The surprise reform came in last December's Autumn Statement when the Government switched the system from a slab to progressive structure, saving money for 98pc of homeowners in England and Wales. But over the £1.5m mark the new regime is far more expensive than the old version.

This move has cooled the £2m to £5m market in particular, which has also been knocked by uncertainty surrounding the general election and potential introduction of mansion tax should Labour win.

 

 

 

 

 

 

 

 

 

 

 

 

 

 

 

 

“As we forecast in November, uncertainty regarding the general election and the potential for further taxation of high value property have contributed to a subdued market in the first part of 2015,” said Lucian Cook, head of UK residential research at Savills.

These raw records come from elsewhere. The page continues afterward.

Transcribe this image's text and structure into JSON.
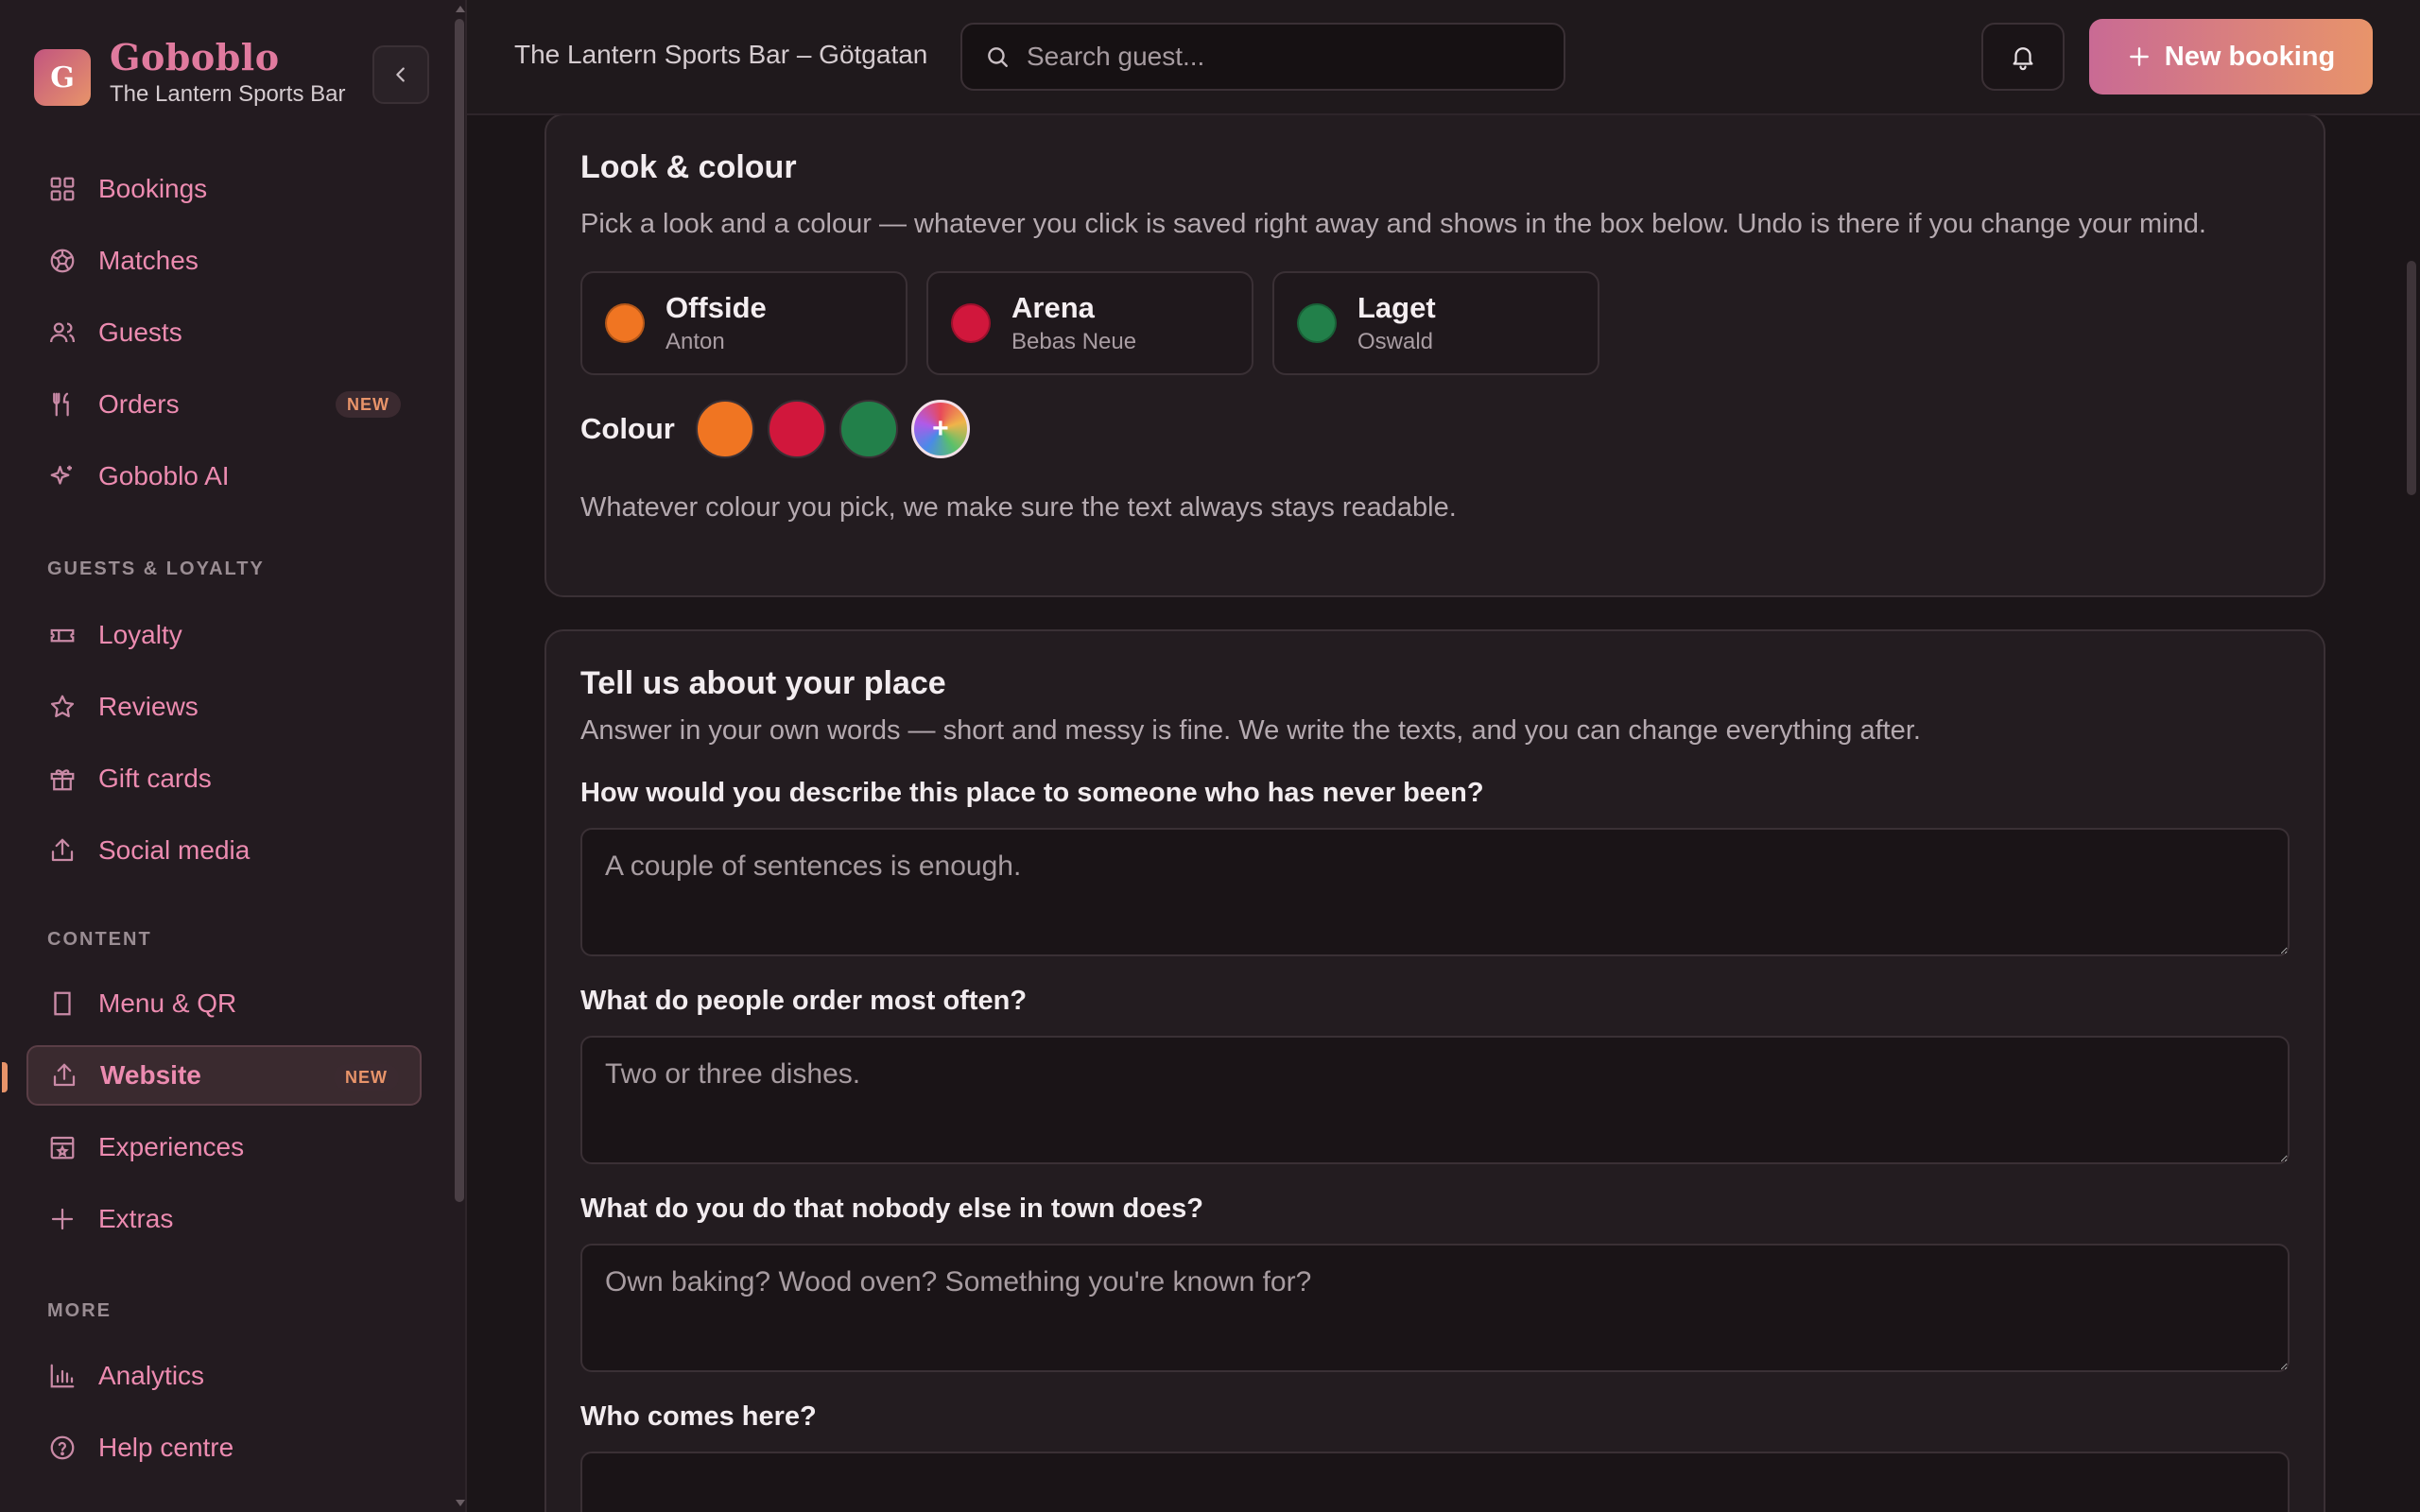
{
  "sidebar": {
    "brand_initial": "G",
    "brand_name": "Goboblo",
    "brand_sub": "The Lantern Sports Bar",
    "primary": [
      {
        "label": "Bookings",
        "icon": "grid-icon"
      },
      {
        "label": "Matches",
        "icon": "football-icon"
      },
      {
        "label": "Guests",
        "icon": "users-icon"
      },
      {
        "label": "Orders",
        "icon": "cutlery-icon",
        "badge": "NEW"
      },
      {
        "label": "Goboblo AI",
        "icon": "sparkle-icon"
      }
    ],
    "section_guests": "GUESTS & LOYALTY",
    "guests_items": [
      {
        "label": "Loyalty",
        "icon": "ticket-icon"
      },
      {
        "label": "Reviews",
        "icon": "star-icon"
      },
      {
        "label": "Gift cards",
        "icon": "gift-icon"
      },
      {
        "label": "Social media",
        "icon": "share-icon"
      }
    ],
    "section_content": "CONTENT",
    "content_items": [
      {
        "label": "Menu & QR",
        "icon": "book-icon"
      },
      {
        "label": "Website",
        "icon": "upload-icon",
        "badge": "NEW",
        "active": true
      },
      {
        "label": "Experiences",
        "icon": "calendar-star-icon"
      },
      {
        "label": "Extras",
        "icon": "plus-icon"
      }
    ],
    "section_more": "MORE",
    "more_items": [
      {
        "label": "Analytics",
        "icon": "bar-chart-icon"
      },
      {
        "label": "Help centre",
        "icon": "help-icon"
      }
    ]
  },
  "topbar": {
    "venue": "The Lantern Sports Bar – Götgatan",
    "search_placeholder": "Search guest...",
    "new_booking": "New booking"
  },
  "look": {
    "title": "Look & colour",
    "desc": "Pick a look and a colour — whatever you click is saved right away and shows in the box below. Undo is there if you change your mind.",
    "options": [
      {
        "name": "Offside",
        "font": "Anton",
        "color": "#f07522"
      },
      {
        "name": "Arena",
        "font": "Bebas Neue",
        "color": "#d1173c"
      },
      {
        "name": "Laget",
        "font": "Oswald",
        "color": "#22804a"
      }
    ],
    "colour_label": "Colour",
    "swatches": [
      "#f07522",
      "#d1173c",
      "#22804a"
    ],
    "custom_symbol": "+",
    "note": "Whatever colour you pick, we make sure the text always stays readable."
  },
  "tell": {
    "title": "Tell us about your place",
    "desc": "Answer in your own words — short and messy is fine. We write the texts, and you can change everything after.",
    "questions": [
      {
        "q": "How would you describe this place to someone who has never been?",
        "placeholder": "A couple of sentences is enough."
      },
      {
        "q": "What do people order most often?",
        "placeholder": "Two or three dishes."
      },
      {
        "q": "What do you do that nobody else in town does?",
        "placeholder": "Own baking? Wood oven? Something you're known for?"
      },
      {
        "q": "Who comes here?",
        "placeholder": ""
      }
    ]
  }
}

“The stamp duty changes came after five and a half years of sustained price growth for prime London property. This segment of the market is now looking fully taxed and sellers are having to factor in price adjustments equivalent to the stamp duty increase.”

By contrast, the softening in the London markets has corresponded with a pick up in the number of Londoners circling the country market. Prices of homes below the £2m threshold in the luxury regional markets outside the capital rose by 1.1pc in the first quarter of the year.

However, the market is still constrained by pre election caution.

“While we believe the fundamentals of demand and supply remain sound, the short term outlook for the prime property market is heavily dependent on the extent to which the election brings political certainty and whether the sector is subject to further taxation," said Mr Cook. "Certainty will allow buyers and sellers alike to take account of the impact of any fiscal change.”

However, any downturn will be short lived, the research revealed, with Savills forecasting that prices in the top end of the London market will rise by 23pc over the next five years if there is no further taxation of high value property.